9. INTERPRETING, ANALYZING, DIAGNOSING
Telling the person what his or her motives are, or analyzing why the person is doing or saying something; communicating that you have him or her figured out. “What’s wrong with you is…,” “You’re just tired,” “You don’t really mean that,” can be threatening and frustrating. Person can feel either trapped, exposed, or not believed. Stops the person from communicating for fear of distortion or exposure.

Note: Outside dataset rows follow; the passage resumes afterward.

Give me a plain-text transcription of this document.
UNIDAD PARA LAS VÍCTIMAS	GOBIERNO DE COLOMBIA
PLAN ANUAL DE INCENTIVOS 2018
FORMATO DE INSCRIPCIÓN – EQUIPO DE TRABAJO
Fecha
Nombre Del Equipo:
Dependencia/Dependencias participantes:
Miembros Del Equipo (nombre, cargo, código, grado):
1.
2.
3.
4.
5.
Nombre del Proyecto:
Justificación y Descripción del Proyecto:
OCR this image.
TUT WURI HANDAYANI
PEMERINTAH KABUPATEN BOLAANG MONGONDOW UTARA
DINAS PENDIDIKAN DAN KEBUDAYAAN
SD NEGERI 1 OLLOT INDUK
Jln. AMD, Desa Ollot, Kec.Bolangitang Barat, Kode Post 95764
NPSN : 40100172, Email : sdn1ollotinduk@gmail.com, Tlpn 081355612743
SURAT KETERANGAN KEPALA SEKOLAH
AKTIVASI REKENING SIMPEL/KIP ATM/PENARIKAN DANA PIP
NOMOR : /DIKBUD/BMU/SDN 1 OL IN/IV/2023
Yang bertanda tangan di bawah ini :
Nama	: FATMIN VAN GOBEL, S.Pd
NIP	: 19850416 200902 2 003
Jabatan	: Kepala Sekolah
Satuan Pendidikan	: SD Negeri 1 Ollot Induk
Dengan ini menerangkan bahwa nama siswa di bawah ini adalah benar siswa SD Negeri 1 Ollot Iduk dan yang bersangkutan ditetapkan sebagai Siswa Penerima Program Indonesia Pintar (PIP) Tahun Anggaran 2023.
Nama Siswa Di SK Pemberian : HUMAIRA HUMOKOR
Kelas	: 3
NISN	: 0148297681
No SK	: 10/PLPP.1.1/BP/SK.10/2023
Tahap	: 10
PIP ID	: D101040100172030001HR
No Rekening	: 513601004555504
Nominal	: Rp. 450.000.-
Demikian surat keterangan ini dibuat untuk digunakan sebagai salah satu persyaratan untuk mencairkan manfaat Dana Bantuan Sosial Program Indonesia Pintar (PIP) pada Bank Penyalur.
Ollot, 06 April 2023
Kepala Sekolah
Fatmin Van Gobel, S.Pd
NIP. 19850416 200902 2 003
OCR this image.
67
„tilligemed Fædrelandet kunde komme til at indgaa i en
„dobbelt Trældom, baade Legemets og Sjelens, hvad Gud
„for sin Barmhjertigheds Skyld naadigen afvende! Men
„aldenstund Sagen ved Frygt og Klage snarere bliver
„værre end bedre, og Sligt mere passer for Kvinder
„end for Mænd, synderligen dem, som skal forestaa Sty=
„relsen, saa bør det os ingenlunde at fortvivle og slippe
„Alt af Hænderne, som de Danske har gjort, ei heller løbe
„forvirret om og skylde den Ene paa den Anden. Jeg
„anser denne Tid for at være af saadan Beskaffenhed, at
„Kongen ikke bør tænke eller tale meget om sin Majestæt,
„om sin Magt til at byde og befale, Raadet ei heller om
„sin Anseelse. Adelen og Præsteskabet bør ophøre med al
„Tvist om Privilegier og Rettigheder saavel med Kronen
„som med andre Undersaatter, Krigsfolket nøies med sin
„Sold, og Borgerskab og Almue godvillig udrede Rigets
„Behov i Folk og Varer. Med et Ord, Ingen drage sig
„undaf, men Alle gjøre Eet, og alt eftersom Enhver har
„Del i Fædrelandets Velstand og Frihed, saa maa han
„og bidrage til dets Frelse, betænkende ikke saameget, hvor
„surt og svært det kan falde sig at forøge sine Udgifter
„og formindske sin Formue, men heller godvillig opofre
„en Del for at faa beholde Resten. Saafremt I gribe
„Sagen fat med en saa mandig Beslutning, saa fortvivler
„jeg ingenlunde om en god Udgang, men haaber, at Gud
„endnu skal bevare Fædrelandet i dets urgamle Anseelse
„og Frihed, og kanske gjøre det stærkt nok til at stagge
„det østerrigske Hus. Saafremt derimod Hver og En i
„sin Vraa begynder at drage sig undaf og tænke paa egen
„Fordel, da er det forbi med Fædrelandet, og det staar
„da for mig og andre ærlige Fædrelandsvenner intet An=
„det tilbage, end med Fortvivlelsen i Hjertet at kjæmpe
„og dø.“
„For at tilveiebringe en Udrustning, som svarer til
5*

10. REASSURING, SYMPATHIZING, CONSOLING, SUPPORTING
Trying to make the person feel better, talking the person out of his or her feelings, trying to make feelings go away, denying the strength of his or her feelings. “Don’t worry,” “You’ll feel better,” “Oh, cheer up!” “It’s not that bad…” causes a person to feel misunderstood. Evokes strong feelings of hostility. (“That’s easy for you to say!”) Person often picks up your message as “It’s not all right for you to feel bad.”
11. PROBING, QUESTIONING, INTERROGATING
Trying to find reasons, motives, causes; searching for more information to help you solve the problem. “Why…,” “Who…,” “What did you…,” “How…” Since answering questions often results in getting subsequent criticisms or solutions, people often learn to reply with non-answers, avoidance, half-truths, or lies. Since questions often keep the person in-the-dark as to what the other is driving at, the person may become anxious and fearful. The person can lose sight of his or her problem while answering questions spawned by the other’s concerns.
12. WITHDRAWING, DISTRACTING, HUMORING, DIVERTING
Trying to get the person away from the problem; withdrawing from the problem yourself; distracting the person, kidding the person out of it, pushing the problem aside. “Let’s talk about pleasant things…,” “Why don’t you try running the world!” Remaining silent; turning away. Implies that life’s difficulties are to be avoided rather than dealt with. Can infer person’s problems are unimportant, petty or invalid. Stops openness from a person when he or she is experiencing a difficulty.